コロナ第7波ピーク下に開催された桑名石取祭本楽

2022年08月07日 22時52分10秒 | ローカルネタ
当地方はほとんど雨に降られず迎えた桑名石取祭本楽、祭りのクライマックスです。行って参りました。

しかし人の出は感覚的には例年の半分強といったところでしょうか。第7波ピーク下の開催ですからいたしかたありません。いつもなら屋台がずらりと並ぶ八間通りもこんな感じです。



とはいうものの人の集まるところにはそれなりに。寺町商店街の大黒屋さんの前には沢山の人が冷たいものを求めてやってきています。



ことしは飲酒して鉦太鼓を叩いてはいけないというお触れが出ていますので、いつもなら祭車の付近はビールの匂いが漂っているのですが、漂うのはシラフ感ばかりです。祭りは春日神社への渡祭(神社にお参りをする)が順次行われピークを迎えます。

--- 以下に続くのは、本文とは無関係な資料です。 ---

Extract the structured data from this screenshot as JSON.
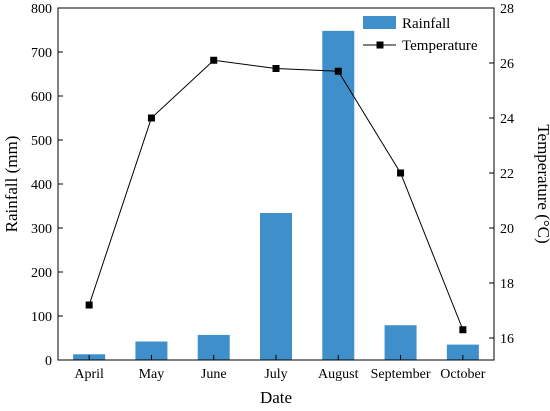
{
  "chart_data": {
    "type": "bar+line",
    "xlabel": "Date",
    "categories": [
      "April",
      "May",
      "June",
      "July",
      "August",
      "September",
      "October"
    ],
    "series": [
      {
        "name": "Rainfall",
        "type": "bar",
        "axis": "left",
        "color": "#3f8fca",
        "values": [
          13,
          42,
          57,
          334,
          748,
          79,
          35
        ]
      },
      {
        "name": "Temperature",
        "type": "line",
        "axis": "right",
        "color": "#000000",
        "marker": "square",
        "values": [
          17.2,
          24.0,
          26.1,
          25.8,
          25.7,
          22.0,
          16.3
        ]
      }
    ],
    "left_axis": {
      "label": "Rainfall (mm)",
      "ylim": [
        0,
        800
      ],
      "ticks": [
        "0",
        "100",
        "200",
        "300",
        "400",
        "500",
        "600",
        "700",
        "800"
      ]
    },
    "right_axis": {
      "label": "Temperature (°C)",
      "ylim": [
        15.2,
        28
      ],
      "ticks": [
        "16",
        "18",
        "20",
        "22",
        "24",
        "26",
        "28"
      ]
    },
    "grid": false,
    "legend": "top-right"
  }
}
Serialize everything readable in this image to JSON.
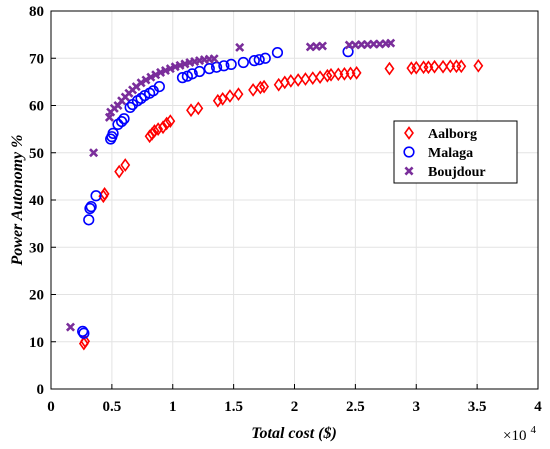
{
  "chart_data": {
    "type": "scatter",
    "xlabel": "Total cost ($)",
    "ylabel": "Power Autonomy %",
    "x_exponent_base": "×10",
    "x_exponent_power": "4",
    "xlim": [
      0,
      4
    ],
    "ylim": [
      0,
      80
    ],
    "x_ticks": [
      0,
      0.5,
      1,
      1.5,
      2,
      2.5,
      3,
      3.5,
      4
    ],
    "x_tick_labels": [
      "0",
      "0.5",
      "1",
      "1.5",
      "2",
      "2.5",
      "3",
      "3.5",
      "4"
    ],
    "y_ticks": [
      0,
      10,
      20,
      30,
      40,
      50,
      60,
      70,
      80
    ],
    "y_tick_labels": [
      "0",
      "10",
      "20",
      "30",
      "40",
      "50",
      "60",
      "70",
      "80"
    ],
    "grid": true,
    "legend_position": "right",
    "series": [
      {
        "name": "Aalborg",
        "marker": "diamond",
        "color": "#ff0000",
        "points": [
          [
            0.27,
            9.6
          ],
          [
            0.28,
            10.1
          ],
          [
            0.43,
            40.8
          ],
          [
            0.44,
            41.3
          ],
          [
            0.56,
            46.0
          ],
          [
            0.61,
            47.4
          ],
          [
            0.81,
            53.5
          ],
          [
            0.83,
            54.0
          ],
          [
            0.85,
            54.6
          ],
          [
            0.88,
            55.0
          ],
          [
            0.92,
            55.4
          ],
          [
            0.95,
            56.2
          ],
          [
            0.98,
            56.7
          ],
          [
            1.15,
            59.0
          ],
          [
            1.21,
            59.4
          ],
          [
            1.37,
            61.0
          ],
          [
            1.41,
            61.4
          ],
          [
            1.47,
            62.0
          ],
          [
            1.54,
            62.4
          ],
          [
            1.66,
            63.3
          ],
          [
            1.72,
            63.8
          ],
          [
            1.75,
            64.0
          ],
          [
            1.87,
            64.4
          ],
          [
            1.92,
            64.9
          ],
          [
            1.97,
            65.2
          ],
          [
            2.03,
            65.4
          ],
          [
            2.09,
            65.6
          ],
          [
            2.15,
            65.8
          ],
          [
            2.21,
            66.0
          ],
          [
            2.27,
            66.3
          ],
          [
            2.3,
            66.5
          ],
          [
            2.36,
            66.6
          ],
          [
            2.41,
            66.7
          ],
          [
            2.46,
            66.8
          ],
          [
            2.51,
            66.9
          ],
          [
            2.78,
            67.8
          ],
          [
            2.96,
            67.9
          ],
          [
            3.0,
            68.0
          ],
          [
            3.06,
            68.1
          ],
          [
            3.1,
            68.1
          ],
          [
            3.15,
            68.2
          ],
          [
            3.22,
            68.2
          ],
          [
            3.28,
            68.3
          ],
          [
            3.33,
            68.3
          ],
          [
            3.37,
            68.3
          ],
          [
            3.51,
            68.4
          ]
        ]
      },
      {
        "name": "Malaga",
        "marker": "circle",
        "color": "#0000ff",
        "points": [
          [
            0.26,
            12.2
          ],
          [
            0.27,
            11.8
          ],
          [
            0.31,
            35.8
          ],
          [
            0.32,
            38.2
          ],
          [
            0.33,
            38.6
          ],
          [
            0.37,
            40.9
          ],
          [
            0.49,
            52.9
          ],
          [
            0.5,
            53.4
          ],
          [
            0.51,
            54.1
          ],
          [
            0.55,
            56.0
          ],
          [
            0.58,
            56.6
          ],
          [
            0.6,
            57.2
          ],
          [
            0.65,
            59.6
          ],
          [
            0.67,
            60.2
          ],
          [
            0.71,
            61.0
          ],
          [
            0.74,
            61.5
          ],
          [
            0.77,
            62.1
          ],
          [
            0.81,
            62.6
          ],
          [
            0.84,
            63.1
          ],
          [
            0.89,
            64.0
          ],
          [
            1.08,
            65.9
          ],
          [
            1.12,
            66.2
          ],
          [
            1.16,
            66.7
          ],
          [
            1.22,
            67.2
          ],
          [
            1.3,
            67.8
          ],
          [
            1.36,
            68.1
          ],
          [
            1.42,
            68.4
          ],
          [
            1.48,
            68.7
          ],
          [
            1.58,
            69.1
          ],
          [
            1.67,
            69.5
          ],
          [
            1.71,
            69.7
          ],
          [
            1.76,
            70.0
          ],
          [
            1.86,
            71.2
          ],
          [
            2.44,
            71.4
          ]
        ]
      },
      {
        "name": "Boujdour",
        "marker": "x",
        "color": "#7a2e9b",
        "points": [
          [
            0.16,
            13.1
          ],
          [
            0.35,
            50.0
          ],
          [
            0.48,
            57.5
          ],
          [
            0.49,
            58.6
          ],
          [
            0.52,
            59.4
          ],
          [
            0.55,
            60.0
          ],
          [
            0.58,
            61.0
          ],
          [
            0.61,
            61.8
          ],
          [
            0.64,
            62.6
          ],
          [
            0.67,
            63.3
          ],
          [
            0.7,
            64.0
          ],
          [
            0.74,
            64.8
          ],
          [
            0.78,
            65.4
          ],
          [
            0.82,
            66.0
          ],
          [
            0.86,
            66.5
          ],
          [
            0.9,
            67.0
          ],
          [
            0.94,
            67.4
          ],
          [
            0.98,
            67.8
          ],
          [
            1.02,
            68.2
          ],
          [
            1.06,
            68.5
          ],
          [
            1.1,
            68.8
          ],
          [
            1.14,
            69.1
          ],
          [
            1.18,
            69.3
          ],
          [
            1.22,
            69.5
          ],
          [
            1.26,
            69.7
          ],
          [
            1.3,
            69.8
          ],
          [
            1.34,
            69.9
          ],
          [
            1.55,
            72.3
          ],
          [
            2.13,
            72.4
          ],
          [
            2.18,
            72.5
          ],
          [
            2.23,
            72.6
          ],
          [
            2.45,
            72.8
          ],
          [
            2.5,
            72.8
          ],
          [
            2.55,
            72.9
          ],
          [
            2.6,
            72.9
          ],
          [
            2.65,
            73.0
          ],
          [
            2.7,
            73.0
          ],
          [
            2.75,
            73.1
          ],
          [
            2.79,
            73.2
          ]
        ]
      }
    ]
  }
}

この写真奥に楼門がありますが、そこを出たところで渡祭します。


写真中央少し左寄りの白装束の方が神社の宮司さん。紙吹雪を蒔いて祭車を清めます。写真左側の階段状の席はVIP席。桑名藩士をご先祖に持つヴァイオリンの小野萬里のお母さまのご著書にこんな下りがあるのをふと想い出しました。

「十才の少年だった父の<中略>幼少の頃には、<中略>桑名の祭りを高い桟敷の上から大小を指して見物した」

この少年は小野さんの曽祖父にあたる方で桑名藩の筆頭家老であった久松十郎左衛門の次男。桑名藩が戊辰戦争で敗れ開城する少し前の話です。目の前の光景はその頃とそんなに変わっていないのだろうなぁと感慨にふけり眺めていました。

今年は祭りに参加する町内が少し少ないようなのでまだいいのですが、お参りの最後にあたった祭車が自分の町内に戻るのは午前3時頃になったりもします。さすがにその頃まで見ているもいないのですが、ずっと叩き続けなければならず、なかなか骨が折れることです。

祭車も時代によって変わってくるもので、照明にLEDを使って白い光の車も登場。さすがに祭車上段の提灯の光は白くはなかったですが。



かと思うと、全ての照明を蝋燭で、加えて先頭には小さなかがり火を付けた祭車も登場。はじめ目に入った時は、えらい煙が出ているので何なんだろうと思いましたが先頭のかがり火からのものでした。



この町内ではありませんが、高村光雲の彫刻をあしらった祭車もありますから火の用心はしなくてはいけません。

来年はテキヤさんも沢山やってきて人出も増え、元の賑わいが戻ってほしいものです。